Os demais têm menos de 10 imóveis: Amambai, Antônio João e Dourados têm um, Bodoquena e Terenos, três, Caracol e Três Lagoas, dois. Mundo Novo tem quatro imóveis e Sidrolândia, cinco. 

Os três estados com mais municípios elegíveis são: Mato Grosso, com 74, Pará, com 58, e Bahia, com 48. Porém, a CNM reforçou que as equipes de todos os estados também devem fazer a conferência, pois as 27 unidades da Federação têm municípios que podem ser beneficiados, totalizando mais de 700 mil imóveis em todo o Brasil que geram tais receitas.

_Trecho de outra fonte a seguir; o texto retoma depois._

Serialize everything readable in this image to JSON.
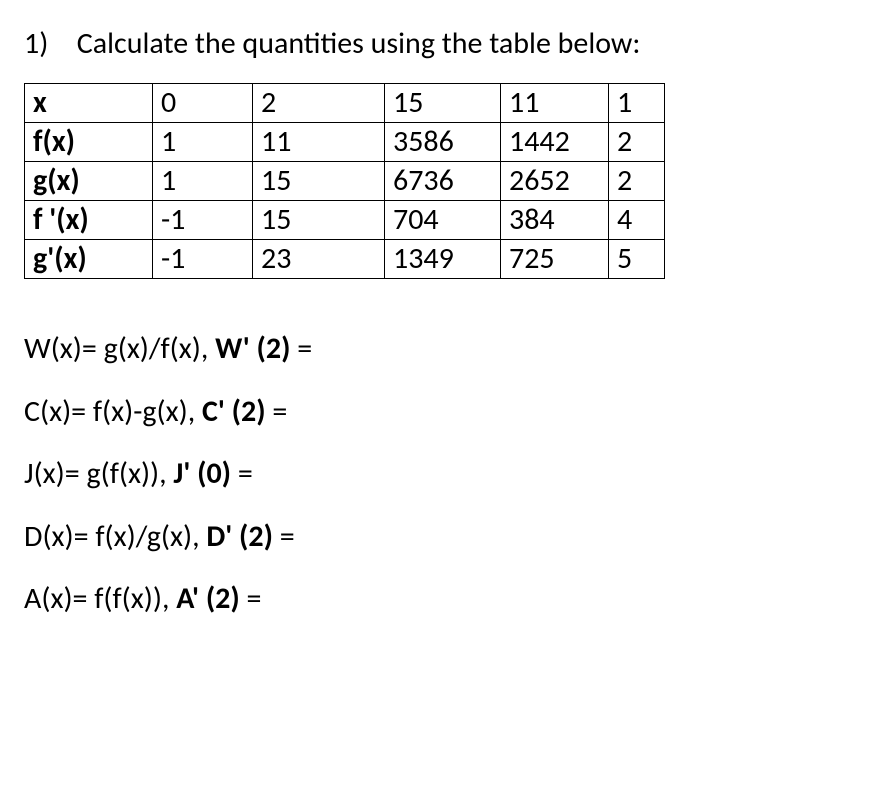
{
  "heading": {
    "number": "1)",
    "text": "Calculate the quantities using the table below:"
  },
  "table": {
    "rows": [
      {
        "label": "x",
        "values": [
          "0",
          "2",
          "15",
          "11",
          "1"
        ]
      },
      {
        "label": "f(x)",
        "values": [
          "1",
          "11",
          "3586",
          "1442",
          "2"
        ]
      },
      {
        "label": "g(x)",
        "values": [
          "1",
          "15",
          "6736",
          "2652",
          "2"
        ]
      },
      {
        "label": "f '(x)",
        "values": [
          "-1",
          "15",
          "704",
          "384",
          "4"
        ]
      },
      {
        "label": "g'(x)",
        "values": [
          "-1",
          "23",
          "1349",
          "725",
          "5"
        ]
      }
    ]
  },
  "equations": [
    {
      "lhs": "W(x)= g(x)/f(x), ",
      "boldLhs": "W' (2)",
      "eq": " ="
    },
    {
      "lhs": "C(x)= f(x)-g(x), ",
      "boldLhs": "C' (2)",
      "eq": " ="
    },
    {
      "lhs": "J(x)= g(f(x)), ",
      "boldLhs": "J' (0)",
      "eq": " ="
    },
    {
      "lhs": "D(x)= f(x)/g(x), ",
      "boldLhs": "D' (2)",
      "eq": " ="
    },
    {
      "lhs": "A(x)= f(f(x)), ",
      "boldLhs": "A' (2)",
      "eq": " ="
    }
  ],
  "styles": {
    "background_color": "#ffffff",
    "text_color": "#000000",
    "border_color": "#000000",
    "font_family": "Calibri, Arial, sans-serif",
    "base_font_size": 30
  }
}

Só que o direito aos recursos será garantido apenas para as prefeituras que preencherem um formulário on-line até o dia 30 de junho.

Os municípios têm de informar os valores dos imóveis no portal de Serviços da SPU, vinculada ao Ministério da Gestão e da Inovação em Serviços Públicos (MGI). O repasse é um direito conquistado desde 2015, por meio da Lei nº 13.240. 

LIVRE UTILIZAÇÃO

Os recursos são de livre utilização pelas gestões, podendo ser destinados a quaisquer ações que necessitem de aporte financeiro. Por isso, podem ser uma importante fonte de verbas para atendimento das demandas da população. 

O repasse é feito até o dia 1º de fevereiro do ano seguinte, por meio da conta do Fundo de Participação dos Municípios (FPM).
A CNM esclareceu aos gestores municipais que, mesmo aqueles que ainda não têm uma Planta de Valores Genéricos (PVG) dos imóveis municipais, é essencial enviar também o requerimento, pois a ausência de PVG não é impeditivo para o recebimento do recurso. 

Em consulta feita à SPU, a CNM recebeu a informação de que, nesses casos, o município deve adicionar no campo “anexo” uma declaração simples do responsável pela pasta na prefeitura informando que o município não tem a PVG. Mesmo assim, o repasse será feito.

* Saiba 

Levantamento da Confederação Nacional de Municípios (CNM) aponta que, em 2025, das 548 cidades elegíveis, apenas 189 enviaram os dados e receberam os recursos, que, somados, ficaram em cerca de R$ 126,6 milhões.